Для Иванова настоящий писатель, художник и творец — это всегда человек ответственный и зрелый. Настоящий писатель должен уметь слушать и действовать в нужный момент. Он должен быть умеренно оппозиционным и умеренно образованным. Слишком хорошее образование вызывает зависть и злоречие. Слишком откровенный оппортунизм вызывает подозрения. Настоящий писатель должен быть умеренно спокойным, здравомыслящим человеком. Говорить не слишком много и не провоцировать полемику. Он должен быть умеренно общительным и не заводить себе врагов на пустом месте. В особенности он не должен поднимать голос в чью-то защиту или в осуждение — во всяком случае, пока все остальные этого не сделают. Настоящий писатель должен понимать, что за ним стоит Ассоциация писателей, Профсоюз писателей, Сообщество тружеников литературы, Дом поэта. Что человек делает первым делом, войдя в церковь? — спрашивал себя Ефрем Иванов. Правильно, он снимает шляпу. Пусть даже он не крестится. Хорошо, пусть не крестится. Мы же, в конце концов, люди современных понятий. Но он по крайней мере должен обнажить голову! А вот эти юные литераторы входят в церковь и не снимают шляпу, хоть палкой их колоти — что, к сожалению, в конце концов и происходит. И они не только не снимают шляпу — они смеются, зевают, пускают газы. Некоторые даже аплодируют.

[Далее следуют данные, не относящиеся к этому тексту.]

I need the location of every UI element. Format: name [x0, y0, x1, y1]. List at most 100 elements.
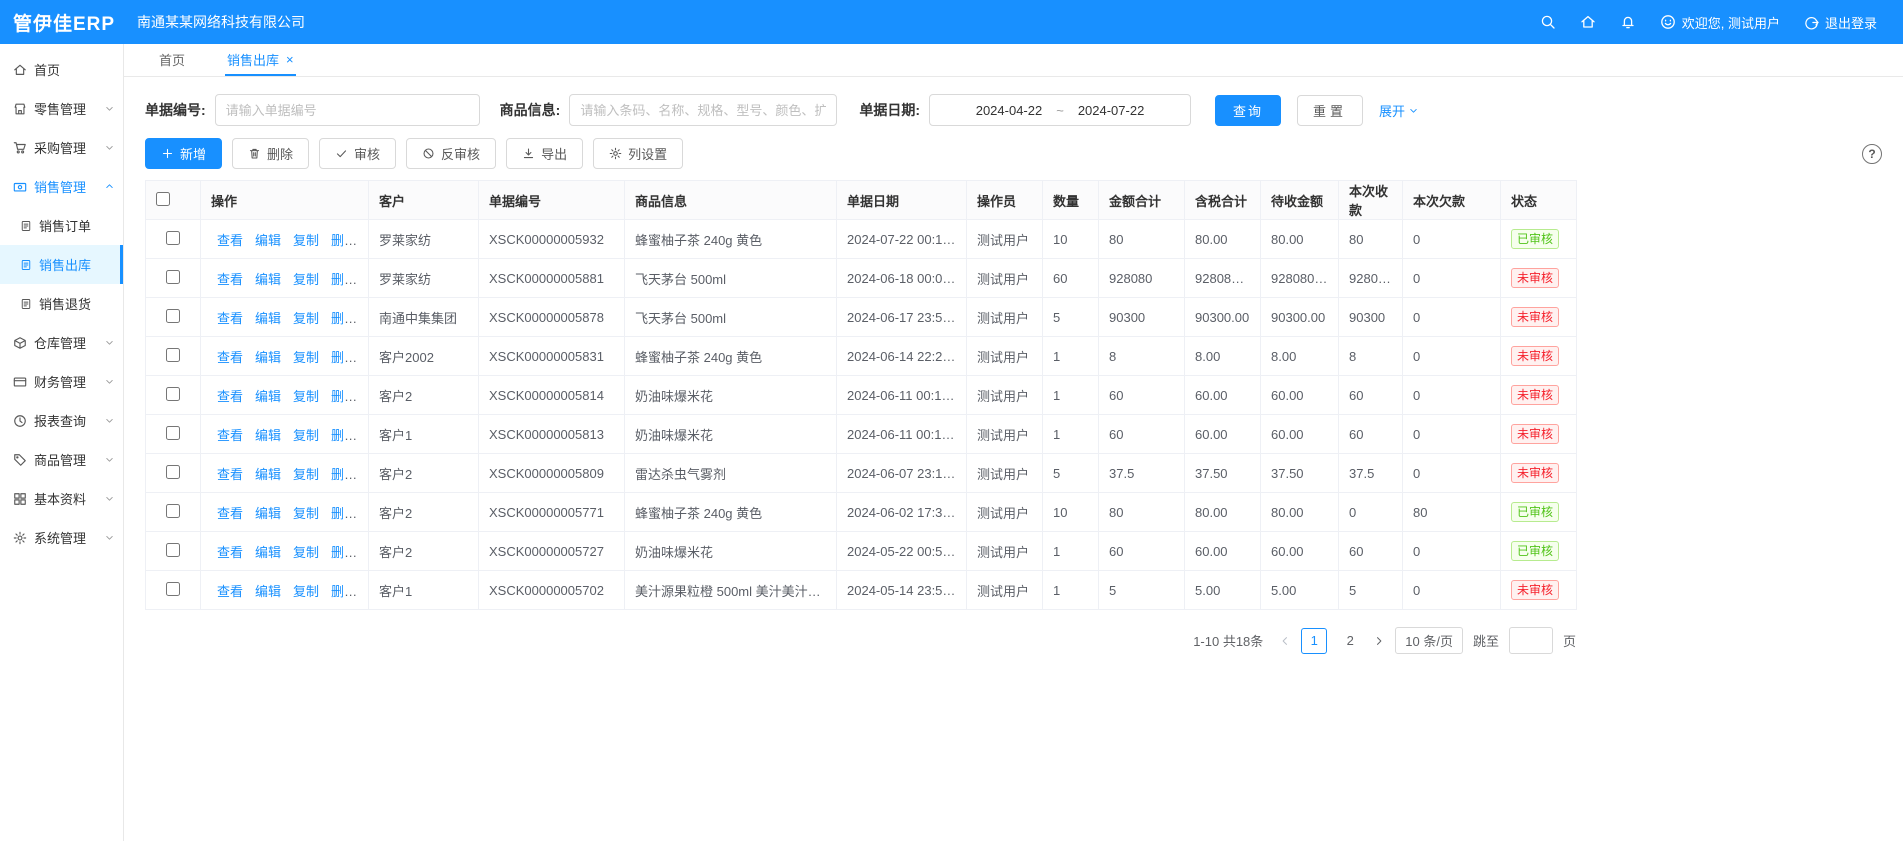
row-checkbox[interactable]: [166, 504, 180, 518]
edit-link[interactable]: 编辑: [255, 428, 281, 443]
row-checkbox[interactable]: [166, 270, 180, 284]
select-all-checkbox[interactable]: [156, 192, 170, 206]
delete-link[interactable]: 删除: [331, 428, 357, 443]
view-link[interactable]: 查看: [217, 428, 243, 443]
sidebar-item-product[interactable]: 商品管理: [0, 440, 123, 479]
page-button-2[interactable]: 2: [1337, 628, 1363, 654]
bill-no-input[interactable]: [215, 94, 480, 126]
audit-button[interactable]: 审核: [319, 138, 396, 169]
sidebar-item-retail[interactable]: 零售管理: [0, 89, 123, 128]
copy-link[interactable]: 复制: [293, 350, 319, 365]
edit-link[interactable]: 编辑: [255, 506, 281, 521]
view-link[interactable]: 查看: [217, 506, 243, 521]
sidebar-item-report[interactable]: 报表查询: [0, 401, 123, 440]
delete-link[interactable]: 删除: [331, 467, 357, 482]
tab-sales-outbound[interactable]: 销售出库 ×: [225, 44, 296, 76]
add-button[interactable]: 新增: [145, 138, 222, 169]
sidebar-item-sales-outbound[interactable]: 销售出库: [0, 245, 123, 284]
copy-link[interactable]: 复制: [293, 272, 319, 287]
sidebar-item-system[interactable]: 系统管理: [0, 518, 123, 557]
copy-link[interactable]: 复制: [293, 545, 319, 560]
delete-link[interactable]: 删除: [331, 272, 357, 287]
tab-home[interactable]: 首页: [157, 44, 187, 76]
view-link[interactable]: 查看: [217, 584, 243, 599]
edit-link[interactable]: 编辑: [255, 233, 281, 248]
prev-page-button[interactable]: [1279, 635, 1291, 647]
check-icon: [335, 147, 348, 160]
view-link[interactable]: 查看: [217, 311, 243, 326]
tab-label: 销售出库: [227, 50, 279, 69]
column-settings-button[interactable]: 列设置: [593, 138, 683, 169]
jump-page-input[interactable]: [1509, 627, 1553, 654]
reset-button[interactable]: 重置: [1297, 95, 1363, 126]
search-icon[interactable]: [1540, 14, 1556, 30]
row-checkbox[interactable]: [166, 309, 180, 323]
delete-link[interactable]: 删除: [331, 233, 357, 248]
edit-link[interactable]: 编辑: [255, 584, 281, 599]
sidebar-item-home[interactable]: 首页: [0, 50, 123, 89]
view-link[interactable]: 查看: [217, 467, 243, 482]
home-icon[interactable]: [1580, 14, 1596, 30]
row-checkbox[interactable]: [166, 231, 180, 245]
copy-link[interactable]: 复制: [293, 389, 319, 404]
sidebar-item-sales-order[interactable]: 销售订单: [0, 206, 123, 245]
bell-icon[interactable]: [1620, 14, 1636, 30]
delete-button[interactable]: 删除: [232, 138, 309, 169]
sidebar-item-warehouse[interactable]: 仓库管理: [0, 323, 123, 362]
edit-link[interactable]: 编辑: [255, 545, 281, 560]
sidebar-item-purchase[interactable]: 采购管理: [0, 128, 123, 167]
next-page-button[interactable]: [1373, 635, 1385, 647]
date-end[interactable]: 2024-07-22: [1078, 103, 1145, 118]
edit-link[interactable]: 编辑: [255, 467, 281, 482]
cell-qty: 1: [1043, 376, 1099, 415]
page-size-select[interactable]: 10 条/页: [1395, 627, 1463, 654]
row-checkbox[interactable]: [166, 465, 180, 479]
sidebar-item-basic-data[interactable]: 基本资料: [0, 479, 123, 518]
edit-link[interactable]: 编辑: [255, 350, 281, 365]
row-checkbox[interactable]: [166, 426, 180, 440]
sidebar-item-sales-return[interactable]: 销售退货: [0, 284, 123, 323]
table-row: 查看编辑复制删除罗莱家纺XSCK00000005881飞天茅台 500ml202…: [146, 259, 1577, 298]
delete-link[interactable]: 删除: [331, 389, 357, 404]
view-link[interactable]: 查看: [217, 545, 243, 560]
user-menu[interactable]: 欢迎您, 测试用户: [1660, 13, 1780, 32]
copy-link[interactable]: 复制: [293, 584, 319, 599]
row-checkbox[interactable]: [166, 387, 180, 401]
row-checkbox[interactable]: [166, 543, 180, 557]
logout-button[interactable]: 退出登录: [1804, 13, 1877, 32]
delete-link[interactable]: 删除: [331, 584, 357, 599]
row-checkbox[interactable]: [166, 582, 180, 596]
delete-link[interactable]: 删除: [331, 350, 357, 365]
copy-link[interactable]: 复制: [293, 428, 319, 443]
delete-link[interactable]: 删除: [331, 506, 357, 521]
row-checkbox[interactable]: [166, 348, 180, 362]
copy-link[interactable]: 复制: [293, 467, 319, 482]
table-row: 查看编辑复制删除罗莱家纺XSCK00000005932蜂蜜柚子茶 240g 黄色…: [146, 220, 1577, 259]
help-icon[interactable]: ?: [1862, 144, 1882, 164]
export-button[interactable]: 导出: [506, 138, 583, 169]
edit-link[interactable]: 编辑: [255, 272, 281, 287]
sidebar-item-sales[interactable]: 销售管理: [0, 167, 123, 206]
delete-link[interactable]: 删除: [331, 545, 357, 560]
expand-link[interactable]: 展开: [1379, 101, 1419, 120]
date-range-picker[interactable]: 2024-04-22 ~ 2024-07-22: [929, 94, 1191, 126]
copy-link[interactable]: 复制: [293, 311, 319, 326]
delete-link[interactable]: 删除: [331, 311, 357, 326]
view-link[interactable]: 查看: [217, 350, 243, 365]
sidebar-item-finance[interactable]: 财务管理: [0, 362, 123, 401]
close-icon[interactable]: ×: [286, 53, 294, 66]
page-button-1[interactable]: 1: [1301, 628, 1327, 654]
edit-link[interactable]: 编辑: [255, 389, 281, 404]
product-info-input[interactable]: [569, 94, 837, 126]
edit-link[interactable]: 编辑: [255, 311, 281, 326]
view-link[interactable]: 查看: [217, 272, 243, 287]
date-start[interactable]: 2024-04-22: [976, 103, 1043, 118]
search-button[interactable]: 查询: [1215, 95, 1281, 126]
cell-date: 2024-05-22 00:50:36: [837, 532, 967, 571]
view-link[interactable]: 查看: [217, 389, 243, 404]
unaudit-button[interactable]: 反审核: [406, 138, 496, 169]
copy-link[interactable]: 复制: [293, 233, 319, 248]
view-link[interactable]: 查看: [217, 233, 243, 248]
copy-link[interactable]: 复制: [293, 506, 319, 521]
chevron-down-icon: [104, 376, 115, 387]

Однако Анский мог предложить многое — столь многое, что Иванов не смог удержаться и все-таки, несмотря на все свои запасы благоразумия, согласился. Договор, похоже, был заключен в комнате писателя-фантаста.

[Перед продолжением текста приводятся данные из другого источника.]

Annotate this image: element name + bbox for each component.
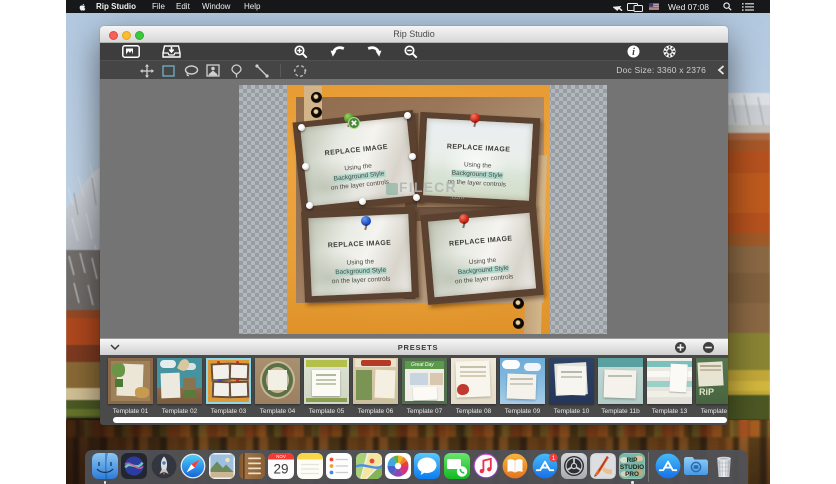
svg-text:NOV: NOV [276, 454, 286, 459]
svg-text:STUDIO: STUDIO [620, 464, 644, 471]
svg-text:RIP: RIP [627, 457, 638, 464]
svg-text:1: 1 [551, 455, 555, 462]
svg-text:PRO: PRO [625, 471, 639, 478]
svg-text:29: 29 [273, 462, 288, 477]
svg-text:i: i [632, 47, 635, 58]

Месяц спустя Анский вступил в партию. Крестными стали Иванов и его старинная любовница Маргарита Афанасьева, биолог, работавшая в одном из московских институтов. В бумагах Анского день этот сравнивается со свадьбой. Событие отметили в писательском ресторане, а потом пошли шататься по московским злачным местам; Афанасьеву пришлось тащить чуть ли не волоком: она пила как лошадь и тем вечером пребывала в опасной близости от алкогольной комы. В одном из шалманов, пока Иванов и двое писателей орали песни о погибшей любви, о взглядах, с которыми уже не встретиться, и о ласковых речах, которые уже не услышишь, Афанасьева вдруг пробудилась и вцепилась своей ручонкой в брюки Анского, прихватив член и яички.

— Ты теперь коммунист, — сказала она, не глядя ему в глаза, взгляд ее был устремлен в какое-то неопределенное место между пупком и шеей, — они у тебя должны стальные быть.

— Серьезно? — удивился Анский.

— Ты со мной шутки-то не шути, — сообщил ему заплетающийся голос Афанасьевой. — Я тебя-то сразу раскусила. С первого взгляда поняла, кто ты такой.

— И кто же я?

— Молокосос-еврейчик, что путает реальность со своими желаниями.

— Реальность, — пробормотал Анский, — иногда бывает чистым желанием.

Афанасьева рассмеялась:

— Как это понимать?

— Не отводя глаз от огня, товарищ, — пробормотал Анский. — Ты вот посмотри, посмотри на некоторых людей.

— На каких? — спросила Афанасьева.

— На больных. Больных туберкулезом, к примеру. Для их врачей они просто умирают — и с этим не поспоришь. Но вот для туберкулезников, особенно некоторыми вечерами, длинными закатами, желание — это действительность и наоборот. Или вот, к примеру, возьмем импотентов.

— Какого вида импотентов? — спросила Афанасьева, не отпуская гениталии Анского.

— Ну этого, сексуального вида, естественно.

— Ах вот оно что! — воскликнула Афанасьева и с горечью хихикнула.

— Импотенты страдают примерно так же, как туберкулезники, и у них все в порядке с желанием. Желанием, которое со временем не только подменяет собой реальность, но даже ее вытесняет.

— А ты как считаешь, — спросила Афанасьева, — мертвые испытывают сексуальное желание?